For the first time in decades, there are schooners 'abuilding on the famed waterfront at Lunenburg, Nova Scotia, Canada. Dawson Moreland & Associates are building not just one, but two 48' wooden schooners in the best of Maritime traditions. These 'twins' will be built simultaneously, frame for frame, plank for plank, alongside the historic Lunenburg Dory Shop at 175 Bluenose Drive. Follow their progress from keel laying to launch!

An artist's interpretation of the Twin Schooner Project

Friday, October 22, 2010

Perfect plank, beaming boatbuilder

Dave's back from a very successful trip to the West Coast where he finalized the purchase of our planking for these twin schooners.

We're going to be using Alaskan yellow cedar, a member of the Cypress family, known for excellent durability and workability.
Dave was really impressed with the Surrey, British Columbia mill where these giant logs were sawn.

"It was a really professional place, very efficient," he said. But most importantly, he is soooo pleased with the wood.
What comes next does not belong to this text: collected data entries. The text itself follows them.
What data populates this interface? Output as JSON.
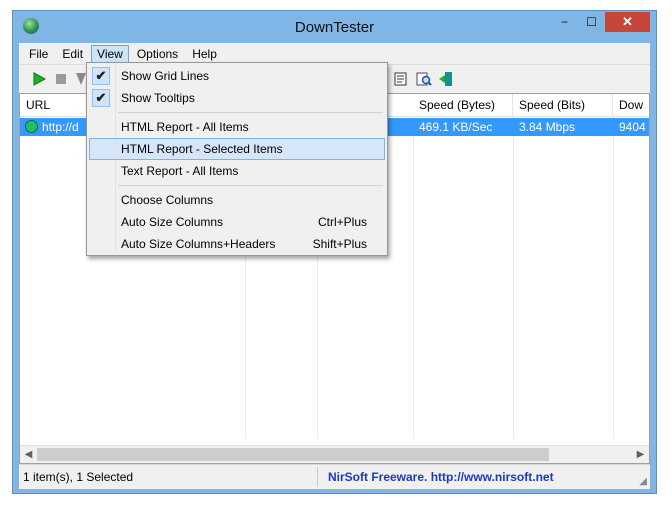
{
  "window": {
    "title": "DownTester",
    "controls": {
      "minimize": "−",
      "maximize": "☐",
      "close": "✕"
    }
  },
  "menubar": {
    "items": [
      {
        "label": "File"
      },
      {
        "label": "Edit"
      },
      {
        "label": "View"
      },
      {
        "label": "Options"
      },
      {
        "label": "Help"
      }
    ]
  },
  "toolbar": {
    "icons": [
      "play-icon",
      "stop-icon",
      "copy-icon",
      "report-icon",
      "find-icon",
      "exit-icon"
    ]
  },
  "table": {
    "columns": [
      {
        "label": "URL"
      },
      {
        "label": "Speed (Bytes)"
      },
      {
        "label": "Speed (Bits)"
      },
      {
        "label": "Dow"
      }
    ],
    "rows": [
      {
        "url": "http://d",
        "speed_bytes": "469.1 KB/Sec",
        "speed_bits": "3.84 Mbps",
        "dow": "9404"
      }
    ]
  },
  "view_menu": {
    "items": [
      {
        "label": "Show Grid Lines",
        "checked": true
      },
      {
        "label": "Show Tooltips",
        "checked": true
      },
      {
        "label": "HTML Report - All Items"
      },
      {
        "label": "HTML Report - Selected Items",
        "highlighted": true
      },
      {
        "label": "Text Report - All Items"
      },
      {
        "label": "Choose Columns"
      },
      {
        "label": "Auto Size Columns",
        "shortcut": "Ctrl+Plus"
      },
      {
        "label": "Auto Size Columns+Headers",
        "shortcut": "Shift+Plus"
      }
    ]
  },
  "statusbar": {
    "left": "1 item(s), 1 Selected",
    "right": "NirSoft Freeware.  http://www.nirsoft.net"
  },
  "colors": {
    "selection": "#3399ff",
    "window_frame": "#7fb6e6",
    "menu_highlight": "#d5e6f8",
    "status_link": "#1a3bbf"
  }
}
"It's beautiful stuff, clear...perfect really. As a builder, I'm really, really, pleased. (Editor's note: this by Dave standards is practically gushing!)

The plank, which needs about three months to dry, will be shipped East later this fall.

Work on the vessels, which were framed up last spring and have sat seasoning under cover these last few months, will resume shortly with construction of the deck beams.
Can't wait to see wood chips again!

Friday, October 15, 2010

Pretty boats to inspire you

It's been a pretty long time since we've posted anything to the Twin Schooner Project blog. As explained in a post late last spring, after hanging the sheer planks, we engaged in an extended and fully planned summer break during which time the frames could season (ie, dry out nicely under fitted covers) and so Dave could enjoy some summer sailing on his schooner, Sea Change.
But summer's well over now and it's soon time to start making wood chips again! Dave's been busy for a few weeks already, sourcing plank stock and making plans. In fact, he's flying off this weekend to the West Coast to oversee sawing of some excellent timbers. More on that soon!
In the meantime, to whet your keen appetites for beautiful schooners, here are some pictures from the Nova Scotia Schooner Association's Fall Classic held September 18. Thanks to Maggie Ostler, sailing aboard the Westergard-built Kitty Cochran, for the following report and pictures:

Wednesday, October 13, 2010

Rocket schooner launched

It's always great fun to attend a boat launch. And we were particularly pleased to be on hand a few weeks ago for the launch of a vessel that's been described variously as a 'fusion schooner,' the 'next generation of the schooner,' and, our favourite, the 'rocket schooner' Farfarer.

Built for Capt. Frank Blair by Covey Island Boatworks, Farfarer is a 58-ft cousin to the Maggie B., Blair's earlier Nigel Irons designed and Covey-built schooner with which he circumnavigated the globe. Sadly, the Maggie B was destroyed in the same fire that razed Covey Island's former plant at Petite Riviere. Throughout construction, Blair has stressed that he was not looking to recreate the Maggie B. but instead build something new and exciting in its own right.

That he's accomplished with this unique schooner.

During the launch, Capt. Tom Gallant, skipper of the schooner Avenger, thanked Blair for "finding virtue in the schooner rig," while Sandy McMillan of Lunenburg-based North Sails Atlantic, the company that built Farfarer's sails, called her "the next evolution of the schooner rig."
Blair plans to take Farfarer on a voyage inspired by the classic tale The Aeneid.